The nascent Ohio Athletic Conference, which will have three full varsity programs in 2013 and six in 2014, has the potential to fill the vacuum in the near future. The best candidate to give it a run this spring?
Located in Westerville, Ohio, Otterbein is the most mature men's lacrosse program out of all the schools in the state and could feasibly be in the running for one of the yet to be determined number of independent bids.
"We're not living in fantasyland, but we don't want to sell ourselves short," said Colin Hartnett, Otterbein's head coach, about the program's prospects in 2013.
For the first time in program history, the Cardinals will have four-year seniors on the roster. Established in 2010, Otterbein has made steady improvement – 4-11 in '10, 7-10 in '11 and 9-6 last spring – and now the next step could be to join the hunt for the postseason with an experienced group that has a clearer path to the NCAAs.
"We've got some guys who have been with us for three and four years that are going to be a big factor in how we're going to do this year," said Hartnett.
The Cardinals lose just one starter off last year's edition, and return senior Andrew Donatelli (18g, 12a) and junior Mikey O'Neil (23g, 20a) on attack, which should be the deepest unit in '13. The midfield corps, paced by Jeff Reese (14g, 4a) and Pat Teynor (7g, 4a), will continue to be a sum of its parts. Hartnett says "we don't have one player who outshines the others."
The defense returns just about everyone, and Otterbein has four goalies returning who saw action last year.
As the NCAC showed, competing in Pool B is as much about scheduling as anything else. This might be where Otterbein has its biggest advantage. The Cardinals are playing four NCAC teams, including Ohio Wesleyan and Wittenberg, which will help the RPI, but will also be playing many of the teams they will grapple with for the Pool B bids.
Hartnett is bringing his club down to play independents Ferrum and Greensboro before traveling to St. Vincent and hosting Whittier. If they can sweep those games – and keep their record at .500 or better – the Cardinals should be in the driver's seat. Winning tough games on the road will be key in achieving the latter.

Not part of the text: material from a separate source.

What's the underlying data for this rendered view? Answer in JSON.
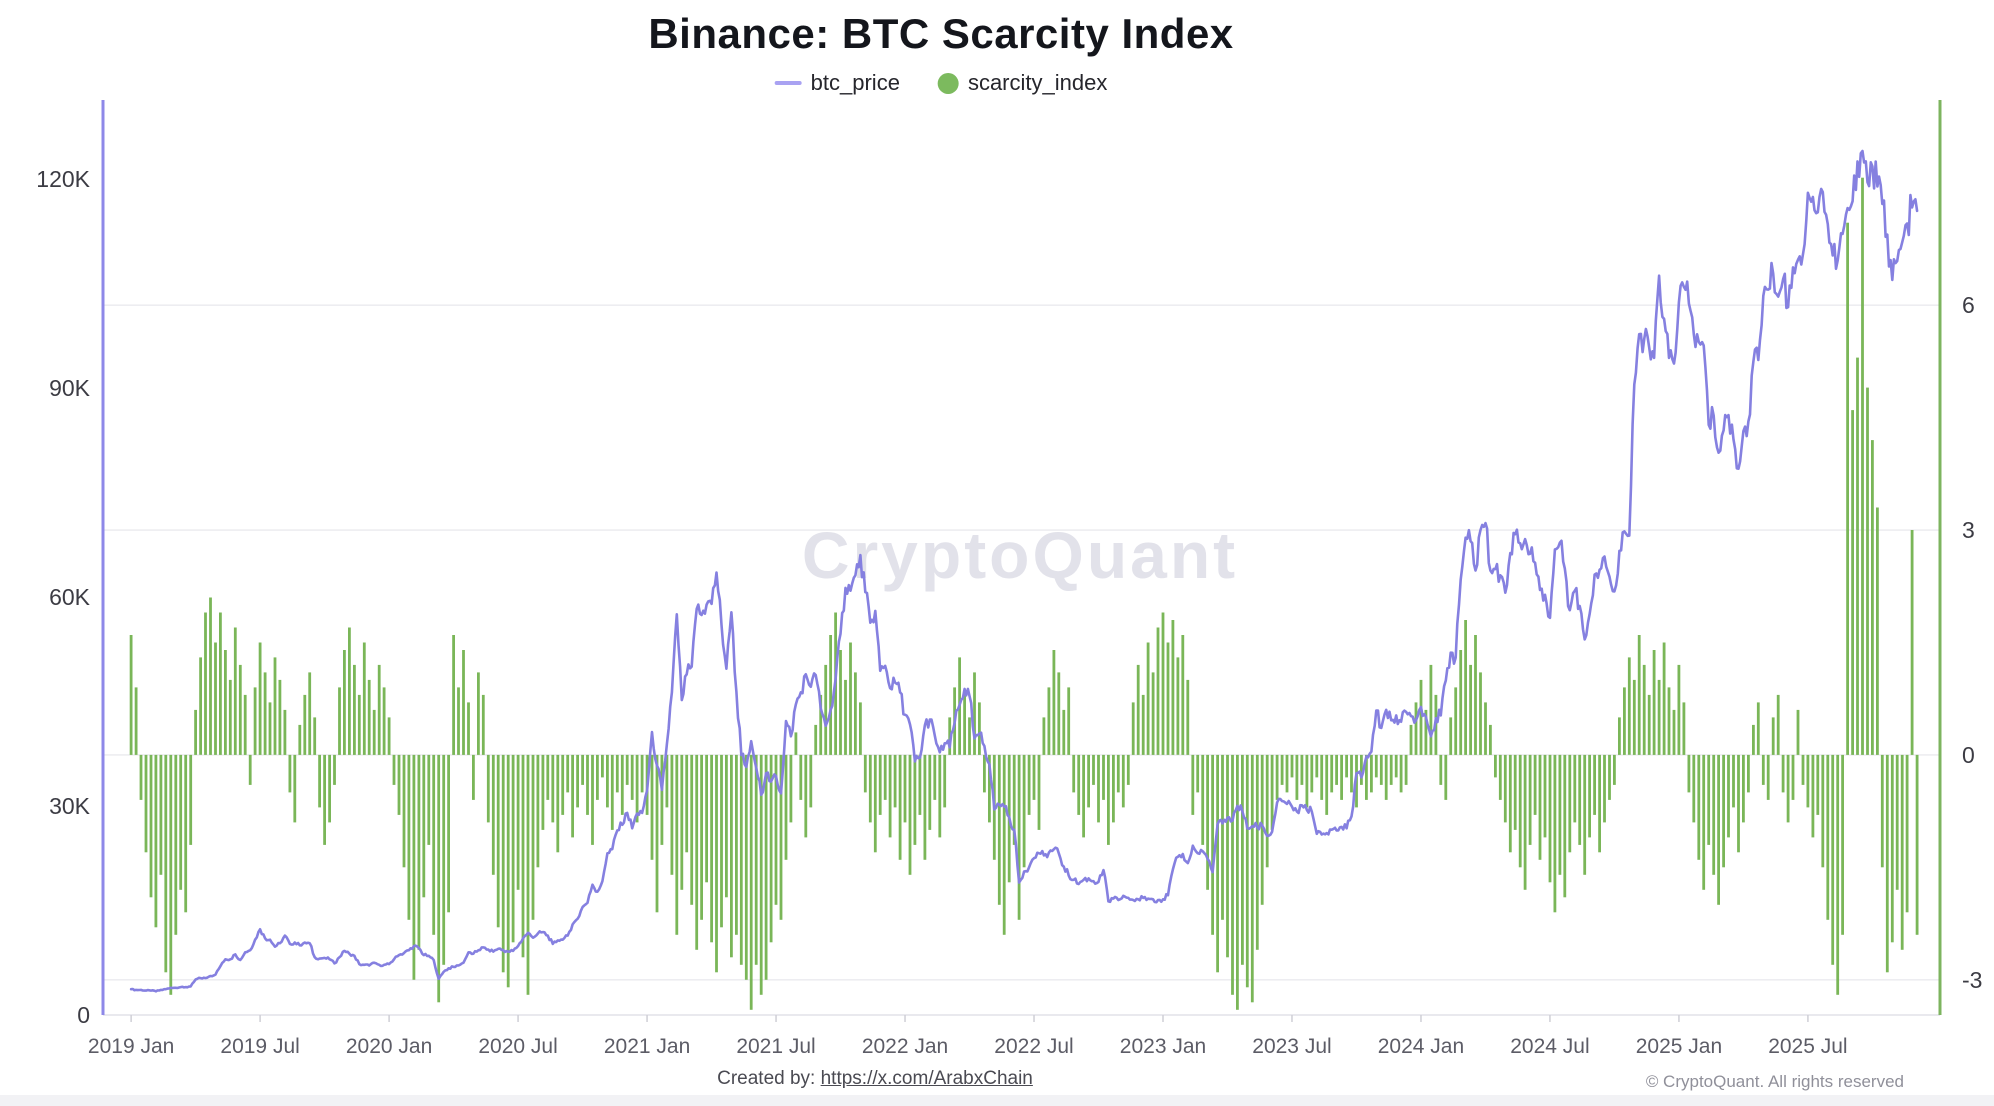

Last year, five of Otterbein's six losses came away from Westerville. Can that be changed?
"We hope so," Hartnett said. "Hopefully a little more age and being a little older and a little smarter and a little better will push us over the top in games like that."
Like the NCAC before them, the Pool B days for the OAC schools may be numbered. With Mount Union and Wilmington joining Otterbein this spring, and then Baldwin-Wallace, Capital and John Carroll coming online in 2014, the league is just one school away from garnering an AQ. With four institutions currently without the sport – Heidelberg, Marietta, Muskingum and Ohio Northern – the odds are pretty good in the near future.
"I hear rumors," said Hartnett.
It will be only then that Ohio will no longer be in the Pool B business.